Saturday – Had some bread for breakfast and then we went on a tour of the reserve for my first real lemur spotting. The reserve is owned by a married couple, a French woman and Malagasy man. The man took us out into the reserve and with his help we were able to scramble up and down the countryside in our search, through land that had been burned, deforested, reforested, and even some original forest. Deforestation is a huge problem in Madagscar – about 86% of their forest has been destroyed already. This is why I chose now to go to Madagascar – I want to see it before it is gone, and the lemurs have all died out. Not a very optimistic conservationist view, but more realistic perhaps. We were lucky in our quest – we saw two species of lemur – red-bellied brown lemurs and another species that didn’t quite translate properly, but I think white backed lemur might be right. It was great because the trees were relatively short, so we were able to see the lemurs quite well. It’s amazing to watch them move from tree to tree – they go so quickly, and before you know it they are somewhere else completely different.
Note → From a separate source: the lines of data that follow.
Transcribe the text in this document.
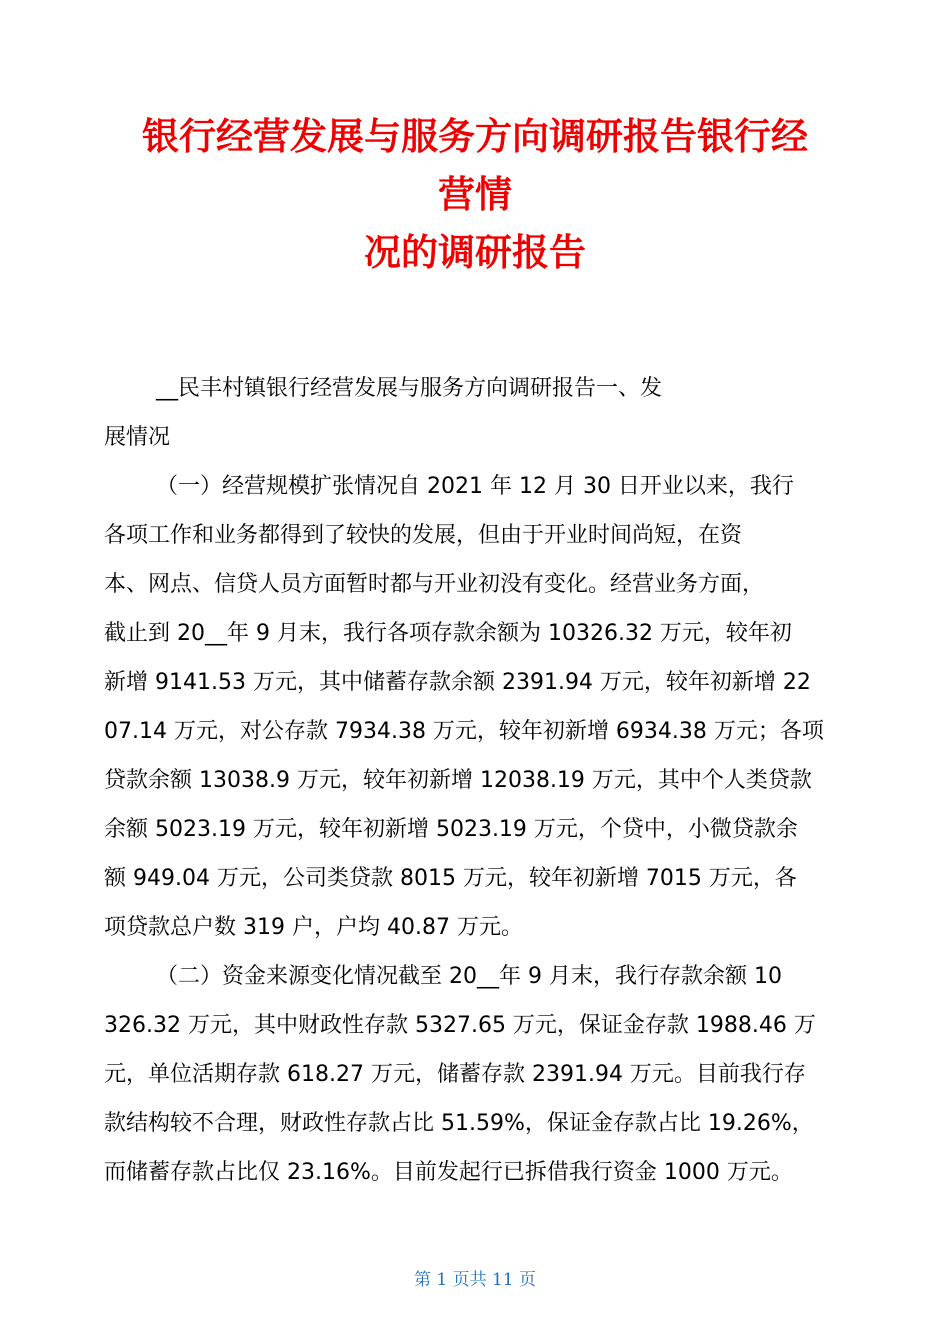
银行经营发展与服务方向调研报告银行经
营情
况的调研报告
__民丰村镇银行经营发展与服务方向调研报告一、发
展情况
（一）经营规模扩张情况自 2021 年 12 月 30 日开业以来，我行
各项工作和业务都得到了较快的发展，但由于开业时间尚短，在资
本、网点、信贷人员方面暂时都与开业初没有变化。经营业务方面，
截止到 20__年 9 月末，我行各项存款余额为 10326.32 万元，较年初
新增 9141.53 万元，其中储蓄存款余额 2391.94 万元，较年初新增 22
07.14 万元，对公存款 7934.38 万元，较年初新增 6934.38 万元；各项
贷款余额 13038.9 万元，较年初新增 12038.19 万元，其中个人类贷款
余额 5023.19 万元，较年初新增 5023.19 万元，个贷中，小微贷款余
额 949.04 万元，公司类贷款 8015 万元，较年初新增 7015 万元，各
项贷款总户数 319 户，户均 40.87 万元。
（二）资金来源变化情况截至 20__年 9 月末，我行存款余额 10
326.32 万元，其中财政性存款 5327.65 万元，保证金存款 1988.46 万
元，单位活期存款 618.27 万元，储蓄存款 2391.94 万元。目前我行存
款结构较不合理，财政性存款占比 51.59%，保证金存款占比 19.26%，
而储蓄存款占比仅 23.16%。目前发起行已拆借我行资金 1000 万元。
第 1 页共 11 页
After the hike, which was about three hours in the end, we went back and packed up to get on our way. Next stop, my first national park. Kuba took off before us, even though we were going to the same place. We were too slow and I think the chemistry between Kuba and Marina was off a bit. When we got down to the road he was already gone and we waited 1.5 hours before getting a taxi-brusse to pick us up. We got to the next town, Fianatorosa (Fiana for short) around 5pm and decided to spent the night there instead of trying to make it further to the next destination in the same day. Went to a small hotel where the people didn’t seem to speak French either – we had some trouble getting any information from them. But we took the room, ordered some dinner, and they made a fire in a cosy little room where we warmed up a bit. Who would have thought it was so cold in Madagascar?